Ihre Lieblingstugend?

Das ist klar: die Liebe. Vielleicht die einzige Tugend, die das Leben nicht nur besser macht, sondern ihm auch einen Sinn verleiht.

Ihre Lieblingsbeschäftigung?

Beobachten.

Wer oder was hätten Sie sein mögen?

Arzt. Aber ich kann kein Blut sehen.

Ihr Hauptcharakterzug?

Vielseitigkeit.

Was schätzen Sie bei Ihren Freunden am meisten?

Dass sie mich verstehen. Dass sie mich so mögen, wie ich bin. Und dass sie auch für mich da sind, wenn ich sie nicht brauche.

Ihr grösster Fehler?

Gefallsucht.

Ihr Traum vom Glück?

Gelassenheit, Liebe und geistige Klarheit.

Was möchten Sie sein?

Ein guter Philosoph und ein guter Mensch.

Ihre Lieblingsfarbe?

Heute: Blau.

Ihre Lieblingsblume?

Vergissmeinnicht.

Ihr Lieblingsvogel?

Oje, da muss ich erst googeln. Ja, doch: Weisskopfadler.

Die wichtigste Erfindung der letzten hundert Jahre?

Das Internet.

Ihre Lieblingsschriftsteller?

Dostojewski, Proust, Kafka, Mann. Jetzt bräuchte ich noch eine Frau …
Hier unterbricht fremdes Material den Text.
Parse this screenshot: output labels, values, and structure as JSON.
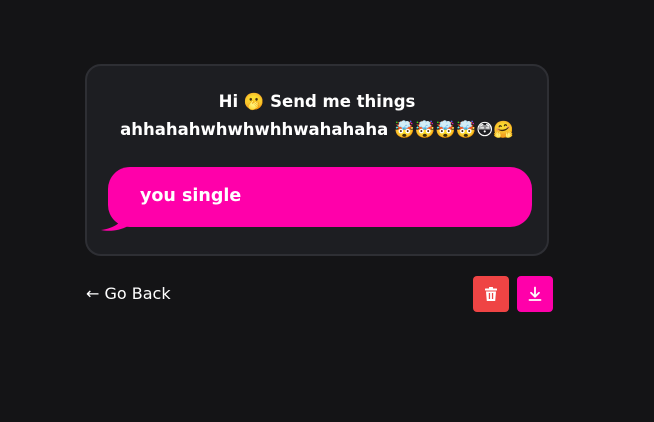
{
  "prompt": {
    "line1": "Hi 🫢 Send me things",
    "line2": "ahhahahwhwhwhhwahahaha 🤯🤯🤯🤯😳🤗"
  },
  "message": {
    "text": "you single"
  },
  "nav": {
    "back_label": "← Go Back"
  },
  "actions": {
    "delete_icon": "trash-icon",
    "download_icon": "download-icon"
  },
  "colors": {
    "background": "#141416",
    "card": "#1d1e22",
    "accent_pink": "#ff00aa",
    "delete_red": "#ef4444"
  }
}
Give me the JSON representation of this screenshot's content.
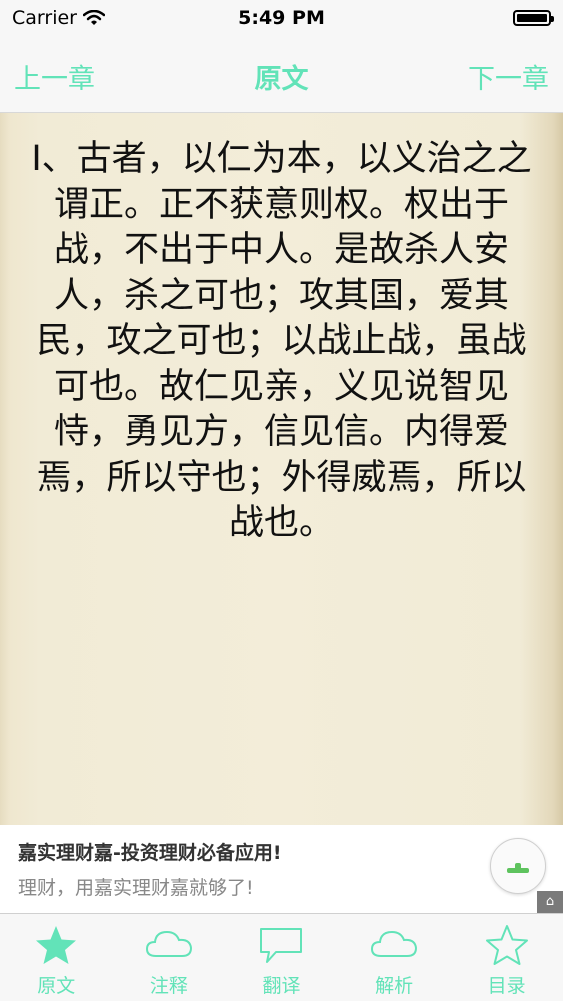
{
  "status_bar": {
    "carrier": "Carrier",
    "time": "5:49 PM"
  },
  "nav": {
    "prev_label": "上一章",
    "title": "原文",
    "next_label": "下一章"
  },
  "content": {
    "text": "I、古者，以仁为本，以义治之之谓正。正不获意则权。权出于战，不出于中人。是故杀人安人，杀之可也；攻其国，爱其民，攻之可也；以战止战，虽战可也。故仁见亲，义见说智见恃，勇见方，信见信。内得爱焉，所以守也；外得威焉，所以战也。"
  },
  "ad": {
    "title": "嘉实理财嘉-投资理财必备应用!",
    "subtitle": "理财，用嘉实理财嘉就够了!"
  },
  "tabs": [
    {
      "label": "原文",
      "icon": "star-filled-icon"
    },
    {
      "label": "注释",
      "icon": "cloud-icon"
    },
    {
      "label": "翻译",
      "icon": "speech-bubble-icon"
    },
    {
      "label": "解析",
      "icon": "cloud-icon"
    },
    {
      "label": "目录",
      "icon": "star-outline-icon"
    }
  ],
  "colors": {
    "accent": "#62e3b8",
    "paper": "#f3edd9",
    "text": "#111111"
  }
}
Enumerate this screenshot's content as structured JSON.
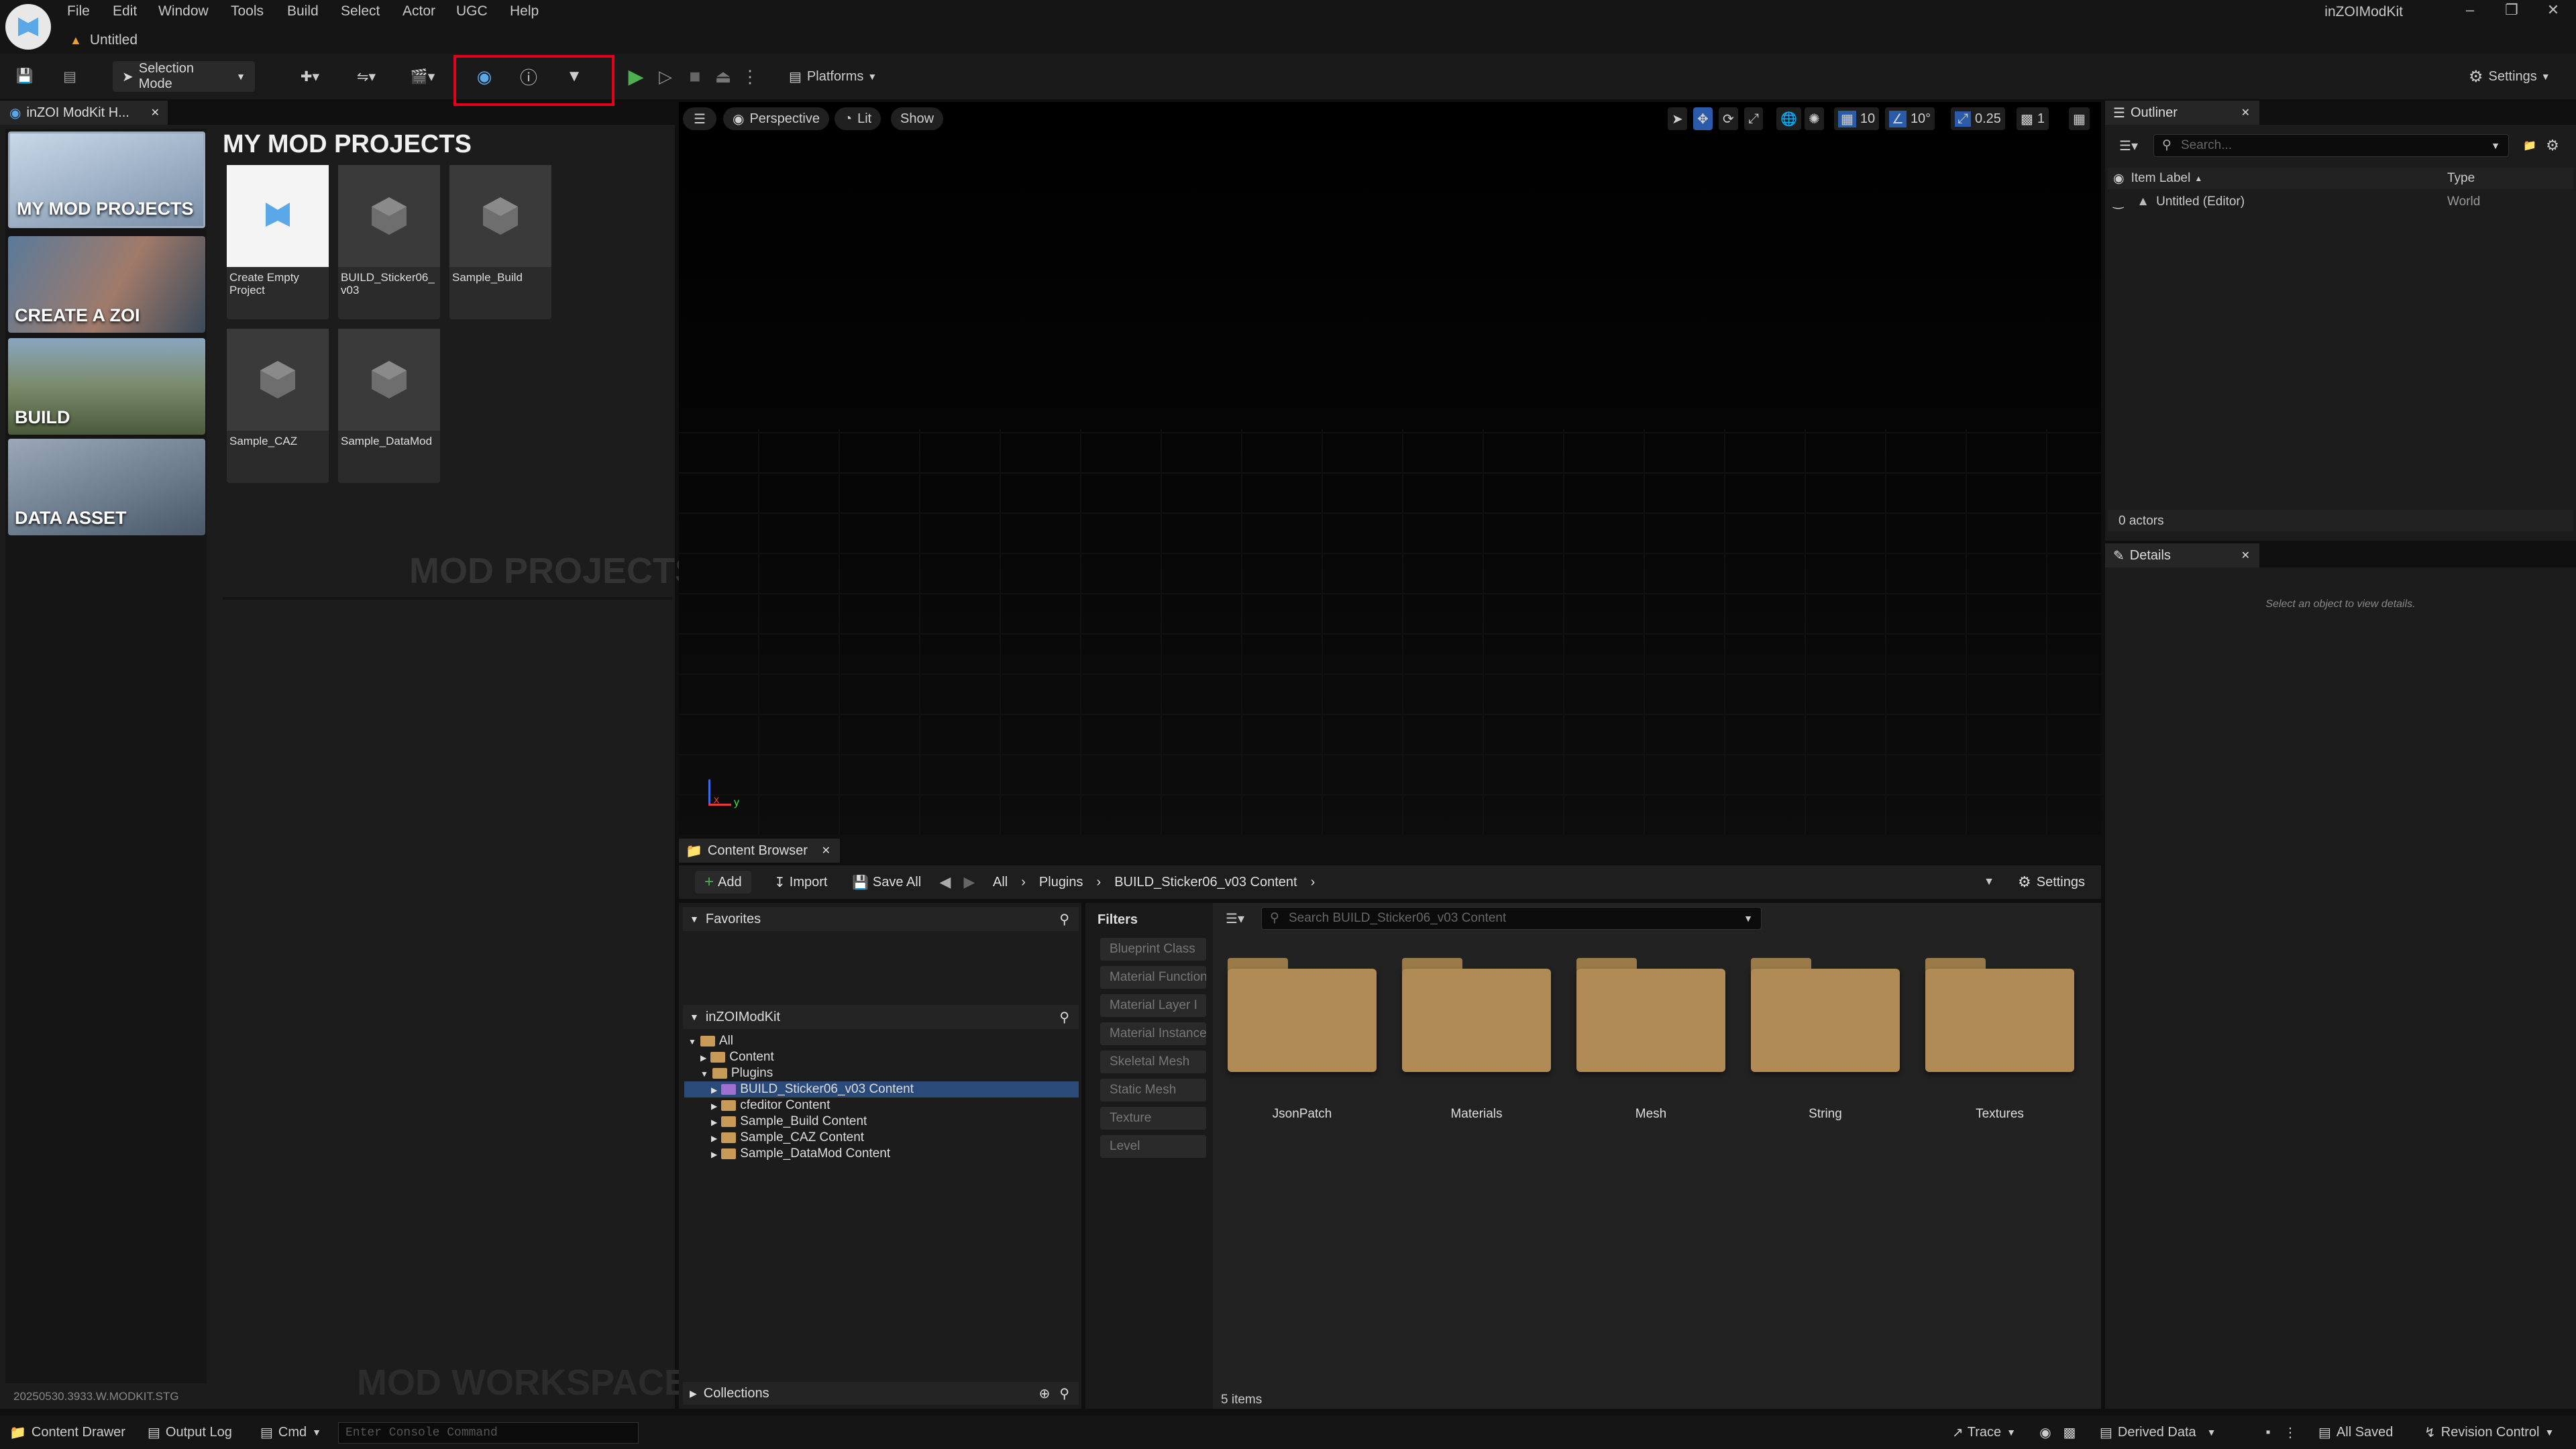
{
  "menu": [
    "File",
    "Edit",
    "Window",
    "Tools",
    "Build",
    "Select",
    "Actor",
    "UGC",
    "Help"
  ],
  "app_name": "inZOIModKit",
  "doc_tab": "Untitled",
  "toolbar": {
    "selection_mode": "Selection Mode",
    "platforms": "Platforms",
    "settings": "Settings"
  },
  "left_tab": "inZOI ModKit H...",
  "categories": [
    "MY MOD PROJECTS",
    "CREATE A ZOI",
    "BUILD",
    "DATA ASSET"
  ],
  "projects_title": "MY MOD PROJECTS",
  "projects": [
    "Create Empty Project",
    "BUILD_Sticker06_v03",
    "Sample_Build",
    "Sample_CAZ",
    "Sample_DataMod"
  ],
  "mod_projects_watermark": "MOD PROJECTS",
  "mod_workspaces_watermark": "MOD WORKSPACES",
  "version": "20250530.3933.W.MODKIT.STG",
  "viewport": {
    "perspective": "Perspective",
    "lit": "Lit",
    "show": "Show",
    "grid": "10",
    "angle": "10°",
    "scale": "0.25",
    "cam": "1"
  },
  "content_browser": {
    "tab": "Content Browser",
    "add": "Add",
    "import": "Import",
    "save_all": "Save All",
    "path": [
      "All",
      "Plugins",
      "BUILD_Sticker06_v03 Content"
    ],
    "settings": "Settings",
    "favorites": "Favorites",
    "root": "inZOIModKit",
    "tree": [
      "All",
      "Content",
      "Plugins",
      "BUILD_Sticker06_v03 Content",
      "cfeditor Content",
      "Sample_Build Content",
      "Sample_CAZ Content",
      "Sample_DataMod Content"
    ],
    "collections": "Collections",
    "filters_title": "Filters",
    "filters": [
      "Blueprint Class",
      "Material Function",
      "Material Layer I",
      "Material Instance",
      "Skeletal Mesh",
      "Static Mesh",
      "Texture",
      "Level"
    ],
    "search_placeholder": "Search BUILD_Sticker06_v03 Content",
    "folders": [
      "JsonPatch",
      "Materials",
      "Mesh",
      "String",
      "Textures"
    ],
    "item_count": "5 items"
  },
  "outliner": {
    "tab": "Outliner",
    "search_placeholder": "Search...",
    "col_label": "Item Label",
    "col_type": "Type",
    "row_label": "Untitled (Editor)",
    "row_type": "World",
    "actors": "0 actors"
  },
  "details": {
    "tab": "Details",
    "empty": "Select an object to view details."
  },
  "statusbar": {
    "content_drawer": "Content Drawer",
    "output_log": "Output Log",
    "cmd": "Cmd",
    "console_placeholder": "Enter Console Command",
    "trace": "Trace",
    "derived_data": "Derived Data",
    "all_saved": "All Saved",
    "revision_control": "Revision Control"
  },
  "colors": {
    "accent": "#e3001b",
    "folder": "#b08b55",
    "selected": "#2a4a7a",
    "play": "#4caf50"
  }
}
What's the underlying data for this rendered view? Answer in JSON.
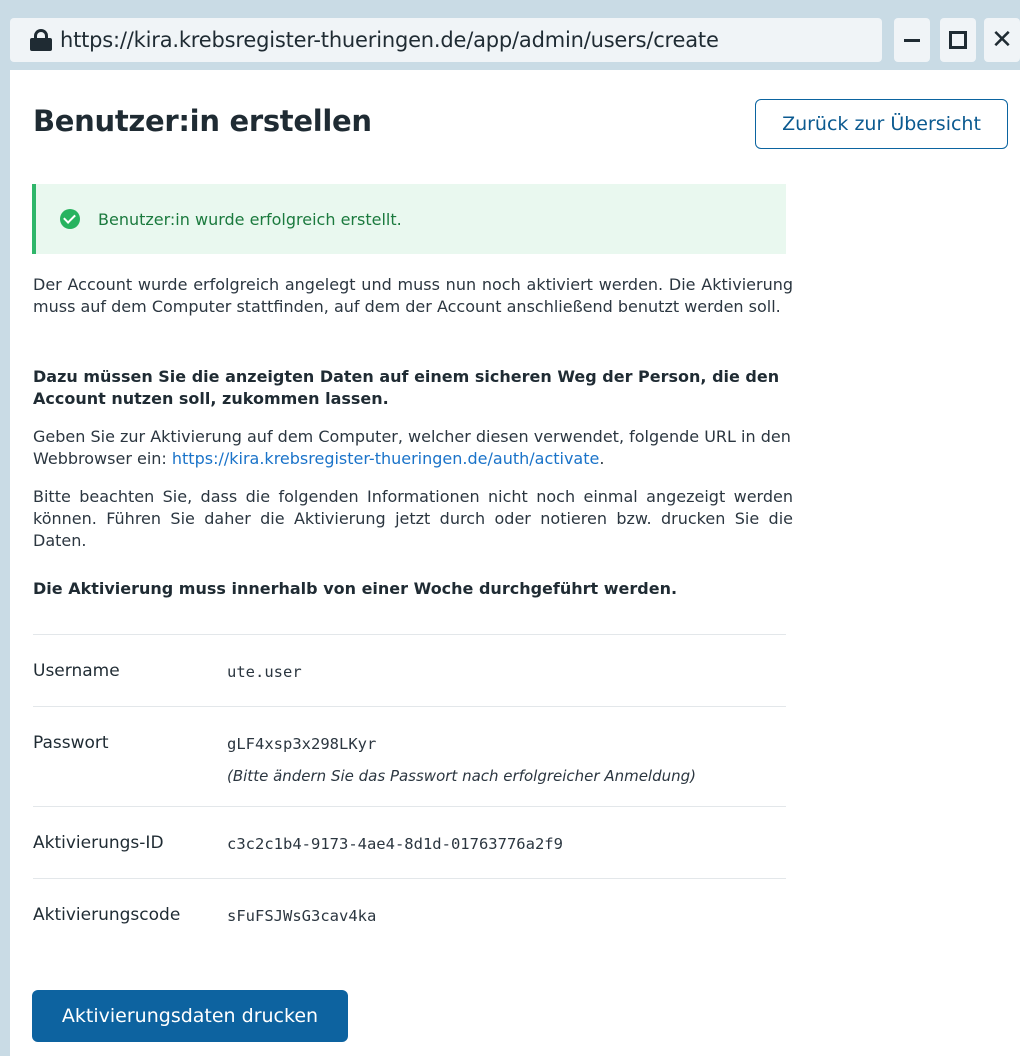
{
  "window": {
    "url": "https://kira.krebsregister-thueringen.de/app/admin/users/create",
    "minimize_symbol": "–",
    "close_symbol": "✕"
  },
  "header": {
    "title": "Benutzer:in erstellen",
    "back_button_label": "Zurück zur Übersicht"
  },
  "alert": {
    "message": "Benutzer:in wurde erfolgreich erstellt.",
    "icon": "check-circle-icon",
    "color": "#2fb66a"
  },
  "paragraphs": {
    "p1": "Der Account wurde erfolgreich angelegt und muss nun noch aktiviert werden. Die Aktivierung muss auf dem Computer stattfinden, auf dem der Account anschließend benutzt werden soll.",
    "p2": "Dazu müssen Sie die anzeigten Daten auf einem sicheren Weg der Person, die den Account nutzen soll, zukommen lassen.",
    "p3_prefix": "Geben Sie zur Aktivierung auf dem Computer, welcher diesen verwendet, folgende URL in den Webbrowser ein: ",
    "p3_link": "https://kira.krebsregister-thueringen.de/auth/activate",
    "p3_suffix": ".",
    "p4": "Bitte beachten Sie, dass die folgenden Informationen nicht noch einmal angezeigt werden können. Führen Sie daher die Aktivierung jetzt durch oder notieren bzw. drucken Sie die Daten.",
    "p5": "Die Aktivierung muss innerhalb von einer Woche durchgeführt werden."
  },
  "details": {
    "username_label": "Username",
    "username_value": "ute.user",
    "password_label": "Passwort",
    "password_value": "gLF4xsp3x298LKyr",
    "password_note": "(Bitte ändern Sie das Passwort nach erfolgreicher Anmeldung)",
    "activation_id_label": "Aktivierungs-ID",
    "activation_id_value": "c3c2c1b4-9173-4ae4-8d1d-01763776a2f9",
    "activation_code_label": "Aktivierungscode",
    "activation_code_value": "sFuFSJWsG3cav4ka"
  },
  "actions": {
    "print_button_label": "Aktivierungsdaten drucken"
  },
  "colors": {
    "primary": "#0d63a0",
    "link": "#1a73c9",
    "success_bg": "#e9f8ef",
    "frame": "#c9dbe5"
  }
}
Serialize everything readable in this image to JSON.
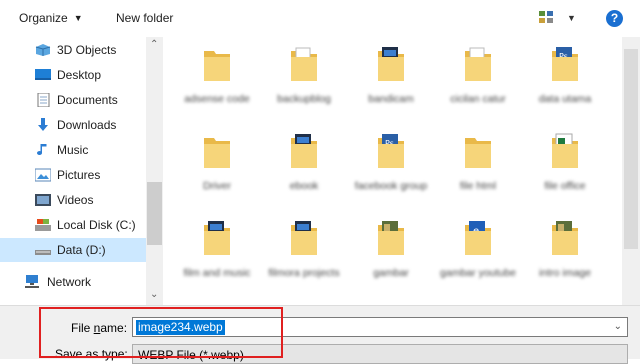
{
  "toolbar": {
    "organize_label": "Organize",
    "new_folder_label": "New folder",
    "help_label": "?"
  },
  "nav": {
    "items": [
      {
        "label": "3D Objects",
        "icon": "3d-objects-icon"
      },
      {
        "label": "Desktop",
        "icon": "desktop-icon"
      },
      {
        "label": "Documents",
        "icon": "documents-icon"
      },
      {
        "label": "Downloads",
        "icon": "downloads-icon"
      },
      {
        "label": "Music",
        "icon": "music-icon"
      },
      {
        "label": "Pictures",
        "icon": "pictures-icon"
      },
      {
        "label": "Videos",
        "icon": "videos-icon"
      },
      {
        "label": "Local Disk (C:)",
        "icon": "local-disk-icon"
      },
      {
        "label": "Data (D:)",
        "icon": "drive-icon",
        "selected": true
      },
      {
        "label": "Network",
        "icon": "network-icon"
      }
    ]
  },
  "files": [
    {
      "name": "adsense code",
      "icon": "folder-icon"
    },
    {
      "name": "backupblog",
      "icon": "folder-docs-icon"
    },
    {
      "name": "bandicam",
      "icon": "folder-dark-icon"
    },
    {
      "name": "cicilan catur",
      "icon": "folder-docs-icon"
    },
    {
      "name": "data utama",
      "icon": "folder-photoshop-icon"
    },
    {
      "name": "Driver",
      "icon": "folder-icon"
    },
    {
      "name": "ebook",
      "icon": "folder-dark-icon"
    },
    {
      "name": "facebook group",
      "icon": "folder-photoshop-icon"
    },
    {
      "name": "file html",
      "icon": "folder-icon"
    },
    {
      "name": "file office",
      "icon": "folder-excel-icon"
    },
    {
      "name": "film and music",
      "icon": "folder-dark-icon"
    },
    {
      "name": "filmora projects",
      "icon": "folder-dark-icon"
    },
    {
      "name": "gambar",
      "icon": "folder-photo-icon"
    },
    {
      "name": "gambar youtube",
      "icon": "folder-blue-icon"
    },
    {
      "name": "intro image",
      "icon": "folder-photo-icon"
    }
  ],
  "form": {
    "file_name_label_pre": "File ",
    "file_name_label_accel": "n",
    "file_name_label_post": "ame:",
    "file_name_value": "image234.webp",
    "save_type_label": "Save as type:",
    "save_type_value": "WEBP File (*.webp)"
  },
  "colors": {
    "accent": "#0078d7",
    "selection": "#cce8ff",
    "highlight_box": "#e02020",
    "folder": "#f6d57a"
  }
}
Ihre Helden in der Wirklichkeit?

Meine Frau.

Ihre Heldinnen in der Geschichte?

Anne Frank vielleicht.

Ihre liebste Filmfigur?

Sehr klar diese Antwort für mich ist: Jedi-Meister Yoda aus Star Wars.

Ihre Lieblingsnamen?

Jeder Name kann schön werden durch den Menschen, der ihn trägt.

Was verabscheuen Sie am meisten?

Strategische Schauspielerei.

Welche geschichtlichen Gestalten verabscheuen Sie am meisten?

Machtgeile Psychopathen. Davon gab es leider mehr als genug.

Welche militärischen Leistungen bewundern Sie am meisten?

Ich stehe nicht so auf Militär.

Glauben Sie, Gott ist eine Erfindung des Menschen?

Ja, das scheint mir plausibel. Ich glaube allerdings auch, die Menschenrechte sind eine Erfindung des Menschen. Trotzdem brauchen wir sie.

Welche natürliche Gabe möchten Sie besitzen?

Herzenswärme.

Wie möchten Sie sterben?

Glücklich.

Ihre gegenwärtige Geistesverfassung?

Heiter.

Ihr Motto?

Jeden Tag ein neues.

Der französische Schriftsteller Marcel Proust (1871—1922) antwortete in der Zeit der Pariser Salons gleich zweimal auf diese Fragen — einmal als 14jähriger, dann noch einmal mit 20. Der Fragebogen gilt als Herausforderung an Geist und Witz und stellt bis heute die grossen Fragen des Lebens.